Personne ne savait où il avait pu aller, ça a été long pour le retrouver 
ce qui est quand même une sacrée charge pour la personne qu’on prévient (qu’il faut aussi prévenir une fois rentré).
Je dois dire que perso je préviens personne…
Par contre j’ai toujours le talkie.
Ça a toujours été la règle en ce qui me concerne depuis que je randonne, grimpe, spéléote (surtout) , pêche ou navigue.
Dire a une personne de confiance ou je vais précisément, ce que je fais, quand je compte revenir et qui contacter en cas de dépassement d’un délais défini à l’avance.m ça peut aider les secours à agir rapidement et sans leur faire perdre inutilement du temps de recherche.
Donc rien de neuf sous le soleil et cette règle élémentaire devrait être appliqué même si tout à chacun a actuellement un téléphone sur soi susceptible de ne pas toujours avoir du réseau pour communiquer en cas d’urgence vitale.
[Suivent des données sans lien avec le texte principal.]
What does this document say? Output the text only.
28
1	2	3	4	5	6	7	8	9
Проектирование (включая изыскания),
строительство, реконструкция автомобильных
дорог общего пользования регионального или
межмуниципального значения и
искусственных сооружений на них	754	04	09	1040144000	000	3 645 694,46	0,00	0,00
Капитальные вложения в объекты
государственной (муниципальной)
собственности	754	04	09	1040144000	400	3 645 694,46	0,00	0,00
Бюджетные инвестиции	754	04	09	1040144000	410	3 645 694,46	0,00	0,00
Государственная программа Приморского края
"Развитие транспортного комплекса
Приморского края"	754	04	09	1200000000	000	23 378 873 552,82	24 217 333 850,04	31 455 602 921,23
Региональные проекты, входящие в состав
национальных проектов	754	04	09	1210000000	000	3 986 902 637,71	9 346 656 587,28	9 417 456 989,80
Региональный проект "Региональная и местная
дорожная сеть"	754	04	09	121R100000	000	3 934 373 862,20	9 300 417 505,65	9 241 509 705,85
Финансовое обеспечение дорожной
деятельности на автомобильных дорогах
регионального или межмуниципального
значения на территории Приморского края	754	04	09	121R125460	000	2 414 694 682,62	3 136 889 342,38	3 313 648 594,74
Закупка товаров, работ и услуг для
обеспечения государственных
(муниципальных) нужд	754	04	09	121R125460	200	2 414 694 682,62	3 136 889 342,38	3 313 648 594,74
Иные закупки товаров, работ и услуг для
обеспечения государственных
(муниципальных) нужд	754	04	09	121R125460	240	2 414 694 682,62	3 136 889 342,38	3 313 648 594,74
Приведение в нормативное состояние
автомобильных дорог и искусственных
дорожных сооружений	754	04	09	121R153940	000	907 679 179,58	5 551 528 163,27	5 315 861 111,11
Cette personne va peut être te sauver la vie, et pour lui c’est juste un coup de fil au bon moment. Tu crois qu’il t’en voudra ?
Je fais ça avec des proches qui pratiquent la montagne, c’est l’occasion de leur passer un petit message sur la sortie. J’imagine que la marque de confiance fait plutôt plaisir ; en tous cas en sens inverse c’est comme ça que je le prendrais…
Ca m’a servir une fois en plus de quarante an, et j’étais sacrément content de l’avoir fait. Le PG aussi, ss doute, qui s’est évité de longues recherches…
L’apprenti spéléo se fait inviter au grand Draïoun à la Ciotat par des potes de potes spéléos du coin, des pros.
Il réalise vite que le retour sera tardif, certains spéléos se fichant des fuseaux horaires : on est dans le pot au noir.
Finalement, sortie sur la terrasse d’entrée de la grotte, en pleine falaise, vers 01h du matin.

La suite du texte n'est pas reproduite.